37-year-old male patient, with no prior medical record, developed a facial cellulitis with no initial response to oral antibiotics, requiring hospitalization and intravenous antibiotic treatment. Maxillary and orbital CT study showed bilateral nasoalveolar cysts, with signs of active infection in the right cyst (Figure 3). Antibiotic treatment was completed, and cyst resection was programmed a month later. An extensa sublabial approach was performed, and bilateral cysts were removed. Histological findings confirmed diagnosis (Figure 4). Patient did not have any other episode of facial cellulitis or cyst recurrence in a 14 month follow up
Origin of nasolabial cysts is controversial. Most accepted theories are that cysts derive from remnants of the nasolacrimal duct or inclusion cysts of mesenchymal cells during the fusion of medial and lateral nasal prominences to the maxillary prominence during facial skeletal formation . Histology usually present pseudostratified columnar epithelium. Su et al noticed with electronic microscopy that that cysts had a highly placated mucosa, of non-ciliated stratified columnar epithelium, differing from the ciliated columnar epithelium of the paranasal and nasal sinuses . The treatment of nasolabial cysts consists on complete removal of the lesion, with the objective of prevention of infectious complications, histologic diagnosis, and aesthetic improvement. Fine needle aspiration can help in diagnosis, and relieve of symptoms, but recurrence is high . Surgery is usually done by sublabial approach, creating a mucosal flap of gingiva to allow access to the pyriform aperture and to the cyst, which can be resected carefully to avoid rupture, especially to the floor of the nose mucosa, and complete excision is mandatory to avoid recurrence. After the intervention, the gingival mucosal flap is fixed in its original position with absorbable sutures. Potential complications are uncommon, including facial swelling, insensitive gingiva, teeth numbness, and surgical site infection.

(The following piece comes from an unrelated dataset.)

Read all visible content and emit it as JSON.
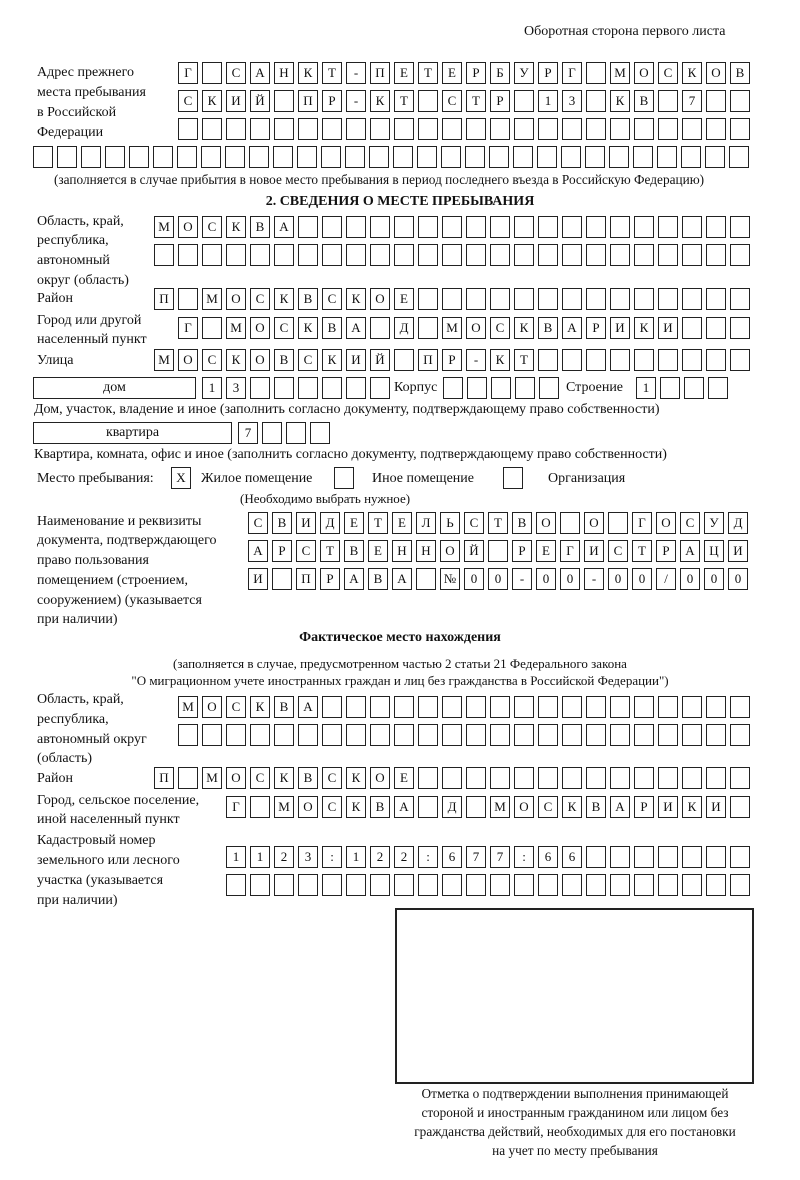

Patients must use a toothbrush on the surgical site. Diet should be soft for the first week, then normal. Dental prostheses can be used immediately after surgery . Lee et al published in 2009 a comparative study between surgical techniques, and strongly suggested endoscopic trans nasal marsupialization as a simpler, shorter and safer procedure, and in most cases, it could be done under local anesthesia . In our two cases we used sublabial approach with general anesthesia because is the usual technique used in our practice, but we are interested to use endoscopic marsupialization in next cases. We did not have any complications or recurrences in follow up of both cases.
Nasolabial cysts are rare but must be considered in the differential diagnosis of floor of the nose deformities and facial swelling. Sublabial approach is the most common procedure, but probably be replaced by endoscopic marsupialization in the future.